Добрая Душа протянула руки к тумбочке, схватила несколько деревянных лошадок, цветов и ангелочков и рассовала по карманам ночной рубашки.
Какая-то женщина в палате, где жила Добрая Душа, открыла окно и закричала во весь голос:
— Людииии! Уводят Добрую Душу! Людииии! Идите попрощайтесь с Доброй Душой! Уходит Добрая Душа! Уходит навсегда!
Окна клиники открылись. Мы стояли у решеток и наблюдали, как ворота больницы открываются и двое сильных мужчин уводят свою сестру. Она была в ночной рубашке, в шлепанцах, и пока болталась между братьями, из ее карманов выпадали лошадки, цветы и ангелочки из дерева.
И тогда послышался плач Макса, протяжный и пропитанный болью, словно жалобный вой на луну. Братья Доброй Души на миг остановились, замерла и она между ними, повернув голову туда, откуда ее забирали. Макс замолк. Мы немо наблюдали через решетки наших окон, как Добрая Душа удаляется. Пытаясь обернуться к тем решеткам, за которыми стоял Макс, она так и шла, повернув голову — ноги ее направлялись к одному краю света, а глаза смотрели на другой. И когда она достигла выхода, перед самыми воротами клиники вырвала одну руку из захвата брата, подняла ее и стала махать. Она махала так, будто делала это первый раз в жизни, махала так, будто делала это в последний раз. Ее брат схватил ее за руку и вывел за ворота. Ее силуэт исчез прямо у нас на глазах.

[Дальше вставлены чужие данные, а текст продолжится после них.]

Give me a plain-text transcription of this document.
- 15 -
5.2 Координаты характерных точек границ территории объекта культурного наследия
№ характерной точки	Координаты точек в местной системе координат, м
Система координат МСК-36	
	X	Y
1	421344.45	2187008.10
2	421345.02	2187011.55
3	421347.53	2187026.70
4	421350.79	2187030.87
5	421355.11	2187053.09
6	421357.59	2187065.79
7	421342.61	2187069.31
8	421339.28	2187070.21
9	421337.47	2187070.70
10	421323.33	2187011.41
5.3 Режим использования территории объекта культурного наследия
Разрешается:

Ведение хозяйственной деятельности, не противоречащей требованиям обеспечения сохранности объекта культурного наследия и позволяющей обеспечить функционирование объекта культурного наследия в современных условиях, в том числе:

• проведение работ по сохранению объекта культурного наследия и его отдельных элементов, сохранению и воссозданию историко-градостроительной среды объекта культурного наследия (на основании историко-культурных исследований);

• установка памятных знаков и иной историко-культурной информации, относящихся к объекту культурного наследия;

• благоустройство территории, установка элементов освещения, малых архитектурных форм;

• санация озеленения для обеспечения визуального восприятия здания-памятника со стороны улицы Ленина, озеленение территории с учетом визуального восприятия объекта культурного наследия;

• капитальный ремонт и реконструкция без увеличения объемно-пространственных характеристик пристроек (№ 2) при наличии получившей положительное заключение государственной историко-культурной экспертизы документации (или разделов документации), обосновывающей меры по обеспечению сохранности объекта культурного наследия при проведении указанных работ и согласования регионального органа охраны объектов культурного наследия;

В тот день все потонуло в странной тишине.
Мы много дней разговаривали о Доброй Душе, надеялись, что она вернется, а потом забыли о ней. Вспоминали только тогда, когда видели лицо Макса, но на него мы старались смотреть как можно реже. Он оставался в своей постели, часами, днями, неделями лежал неподвижно, кусая платочки, фартуки и лоскутки, которые собрал под своей подушкой.
— Проснись, — услышала я ночью голос Клары. — Тишина.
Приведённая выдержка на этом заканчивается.